The Latimer House Museum’s collection includes a lightbulb featuring one of its namesake’s inventions—a filament that improved the performance and lifespan of incandescent bulbs.Alamy
In a piece of personal correspondence with Booker T. Washington in 1904, Latimer expressed his support for Washington’s view that Blacks could acquire full citizenship rights in the United States by essentially remaking themselves, to whatever extent possible, in the image of Whites. Referring to a letter Washington had written to the Montgomery Adviser in which the Tuskegee University founder said, “Every revised constitution throughout the Southern States has put a premium on intelligence, ownership of property, thrift, and character.” Latimer weighed in with a hearty endorsement of this viewpoint (which would today be called respectability politics) in no small part because he was a paragon of these virtues. “For Latimer,” Fouché wrote, “freedom was not a God-given right, but an earned privilege.” Latimer saw himself as an exemplar of what succeeding generations of African Americans could aspire to.

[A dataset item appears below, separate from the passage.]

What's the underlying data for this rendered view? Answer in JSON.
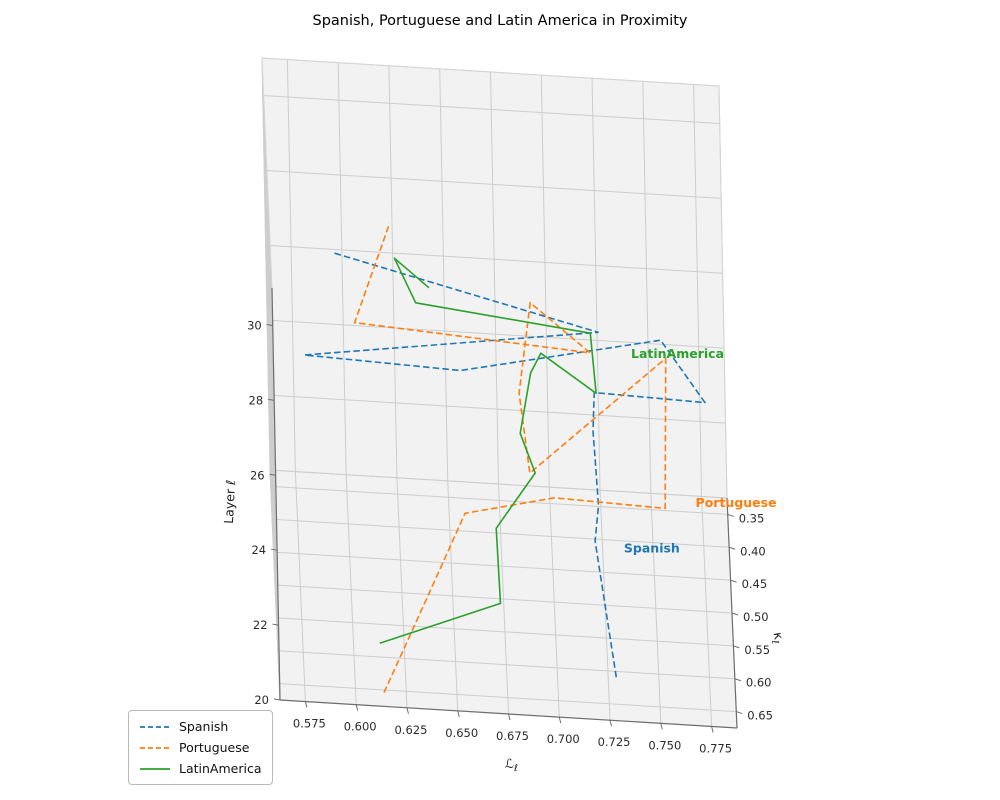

Of the four cardinal attributes he saw as the keys to respectability in “civilized” society, he is said to have had taken immense pride in the fact that he owned his own home at a time when the average person, White or Black, could not afford such a purchase.

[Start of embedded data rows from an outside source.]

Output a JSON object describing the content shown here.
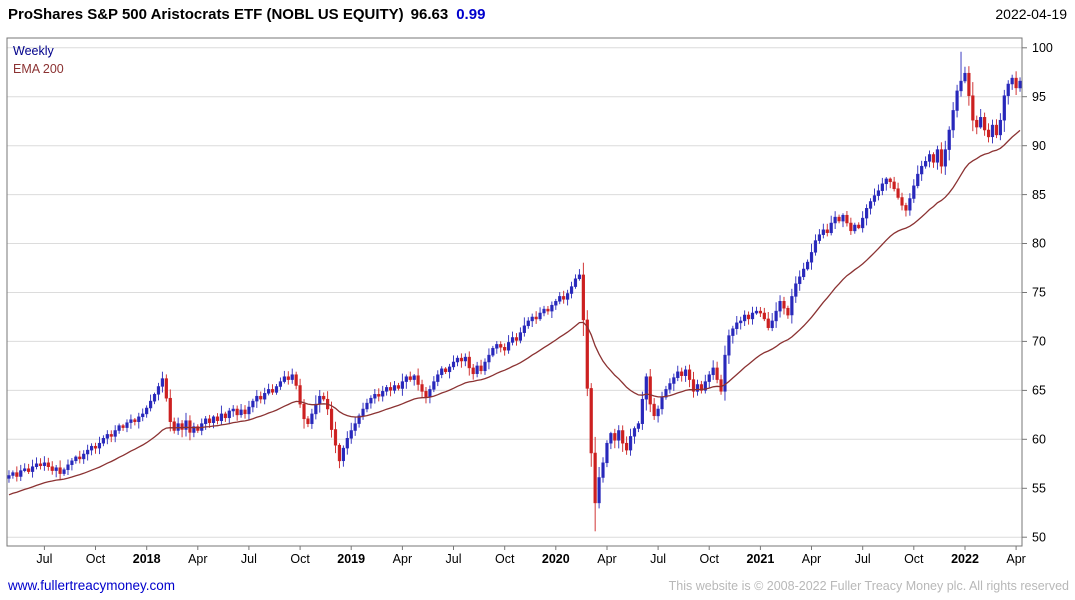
{
  "header": {
    "title": "ProShares S&P 500 Aristocrats ETF (NOBL US EQUITY)",
    "last_price": "96.63",
    "change": "0.99",
    "date": "2022-04-19"
  },
  "legend": {
    "series": "Weekly",
    "overlay": "EMA 200"
  },
  "footer": {
    "link": "www.fullertreacymoney.com",
    "copyright": "This website is © 2008-2022 Fuller Treacy Money plc. All rights reserved"
  },
  "colors": {
    "up": "#2828bb",
    "down": "#cc2020",
    "ema": "#8b3232",
    "grid": "#dcdcdc",
    "axis": "#777777",
    "accent": "#0000cd",
    "link": "#0000cc",
    "muted": "#b8b8b8"
  },
  "chart_data": {
    "type": "candlestick",
    "title": "ProShares S&P 500 Aristocrats ETF (NOBL US EQUITY)",
    "subtitle": "Weekly candles with EMA 200 overlay",
    "xlabel": "",
    "ylabel": "",
    "ylim": [
      49.1,
      101
    ],
    "yticks": [
      50,
      55,
      60,
      65,
      70,
      75,
      80,
      85,
      90,
      95,
      100
    ],
    "xticks": [
      {
        "label": "Jul",
        "week": 9,
        "year": false
      },
      {
        "label": "Oct",
        "week": 22,
        "year": false
      },
      {
        "label": "2018",
        "week": 35,
        "year": true
      },
      {
        "label": "Apr",
        "week": 48,
        "year": false
      },
      {
        "label": "Jul",
        "week": 61,
        "year": false
      },
      {
        "label": "Oct",
        "week": 74,
        "year": false
      },
      {
        "label": "2019",
        "week": 87,
        "year": true
      },
      {
        "label": "Apr",
        "week": 100,
        "year": false
      },
      {
        "label": "Jul",
        "week": 113,
        "year": false
      },
      {
        "label": "Oct",
        "week": 126,
        "year": false
      },
      {
        "label": "2020",
        "week": 139,
        "year": true
      },
      {
        "label": "Apr",
        "week": 152,
        "year": false
      },
      {
        "label": "Jul",
        "week": 165,
        "year": false
      },
      {
        "label": "Oct",
        "week": 178,
        "year": false
      },
      {
        "label": "2021",
        "week": 191,
        "year": true
      },
      {
        "label": "Apr",
        "week": 204,
        "year": false
      },
      {
        "label": "Jul",
        "week": 217,
        "year": false
      },
      {
        "label": "Oct",
        "week": 230,
        "year": false
      },
      {
        "label": "2022",
        "week": 243,
        "year": true
      },
      {
        "label": "Apr",
        "week": 256,
        "year": false
      }
    ],
    "first_open": 56.0,
    "weekly_closes": [
      56.3,
      56.6,
      56.2,
      56.8,
      57.0,
      56.7,
      57.2,
      57.5,
      57.3,
      57.6,
      57.2,
      56.8,
      57.1,
      56.5,
      56.9,
      57.4,
      57.8,
      58.2,
      58.0,
      58.5,
      58.9,
      59.3,
      59.1,
      59.6,
      60.1,
      60.5,
      60.3,
      60.9,
      61.4,
      61.2,
      61.7,
      62.0,
      61.8,
      62.3,
      62.6,
      63.2,
      63.9,
      64.6,
      65.4,
      66.2,
      64.2,
      61.8,
      60.9,
      61.6,
      61.0,
      61.9,
      60.7,
      61.3,
      60.9,
      61.6,
      62.1,
      61.7,
      62.3,
      61.9,
      62.6,
      62.2,
      62.9,
      63.1,
      62.5,
      63.0,
      62.6,
      63.3,
      63.9,
      64.4,
      64.1,
      64.7,
      65.1,
      64.8,
      65.4,
      65.9,
      66.4,
      66.1,
      66.6,
      65.5,
      63.6,
      62.1,
      61.6,
      62.6,
      63.6,
      64.4,
      64.1,
      63.1,
      61.0,
      59.4,
      57.8,
      59.1,
      60.1,
      60.9,
      61.6,
      62.4,
      63.1,
      63.7,
      64.2,
      64.6,
      64.4,
      64.9,
      65.3,
      65.0,
      65.5,
      65.2,
      65.9,
      66.4,
      66.1,
      66.5,
      65.6,
      64.9,
      64.3,
      65.1,
      65.9,
      66.6,
      67.2,
      66.9,
      67.4,
      67.9,
      68.3,
      68.0,
      68.4,
      67.3,
      66.7,
      67.5,
      67.0,
      67.9,
      68.6,
      69.3,
      69.7,
      69.4,
      69.1,
      69.9,
      70.4,
      70.1,
      70.9,
      71.6,
      72.1,
      72.5,
      72.3,
      72.9,
      73.3,
      73.1,
      73.7,
      74.1,
      74.6,
      74.3,
      74.9,
      75.6,
      76.4,
      76.8,
      72.2,
      65.2,
      58.6,
      53.5,
      56.1,
      57.6,
      59.6,
      60.6,
      59.9,
      60.9,
      59.6,
      58.9,
      60.3,
      61.1,
      61.6,
      64.1,
      66.4,
      63.6,
      62.4,
      63.1,
      64.3,
      65.1,
      65.7,
      66.3,
      66.9,
      66.5,
      67.1,
      66.1,
      64.9,
      65.6,
      65.0,
      65.9,
      66.6,
      67.3,
      66.1,
      64.9,
      68.6,
      70.6,
      71.3,
      71.9,
      72.1,
      72.7,
      72.3,
      72.9,
      73.1,
      72.9,
      72.3,
      71.4,
      72.1,
      73.1,
      74.1,
      73.4,
      72.7,
      74.6,
      75.9,
      76.6,
      77.4,
      78.1,
      79.1,
      80.3,
      80.9,
      81.4,
      81.1,
      82.1,
      82.7,
      82.3,
      82.9,
      82.1,
      81.3,
      81.9,
      81.6,
      82.6,
      83.6,
      84.3,
      84.9,
      85.4,
      86.1,
      86.6,
      86.3,
      85.6,
      84.7,
      83.9,
      83.4,
      84.6,
      85.9,
      87.1,
      87.9,
      88.4,
      89.1,
      88.3,
      89.6,
      87.9,
      89.6,
      91.6,
      93.6,
      95.6,
      96.6,
      97.4,
      95.1,
      92.6,
      91.9,
      92.9,
      91.6,
      90.9,
      92.1,
      91.1,
      92.6,
      95.1,
      96.3,
      96.9,
      95.9,
      96.6
    ],
    "overrides": {
      "high": {
        "242": 99.6
      },
      "low": {
        "149": 50.6
      }
    },
    "ema": {
      "label": "EMA 200",
      "period_weeks": 30,
      "seed": 54.2
    },
    "legend_position": "top-left",
    "grid": true
  }
}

As part of the effort to keep his memory and legacy alive, the house in Queens, New York, in which he resided for the final 10 years of his life has been restored and declared a historical landmark. It now serves as a museum dedicated to teaching about this person who Mary Ann Hellrigel , institutional historian and archivist at the IEEE History Center and advisory board member at the Latimer House Museum, describes as “the most prominent African American draftsman and inventor in early electric light, heat, and power technology.”
The fact that Edison, Tesla, and others of that ilk became so well known “is not [because they were] brighter than Latimer,” says Hellrigel. What they had over him was support and business infrastructure that eventually made them household names. Edison, in particular, “understood the invention business,” says Hellrigel. “He built up a team of reliable lab workers, office workers, and sales agents, and he knew that in order to support this infrastructure… he needed to keep marketing inventions to make money.”
Latimer viewed his career through a different lens than Edison did, says Hellrigel. “He knew that he needed to make money as the draftsman and patent expert in electric lighting,” she says. “Even when he went out on his own, he took on the role of patent consultant.” To the end, he was helping other inventors get their ideas out of their heads and into the world. In doing so, he was being careful to limit the risks that might plunge him once again into poverty. Finding his niche and establishing himself there is part of what Fouché means when he says the most interesting thing he discovered about Latimer and other Black inventors he’s researched was “how shrewd, and careful, and savvy these Black inventors were.”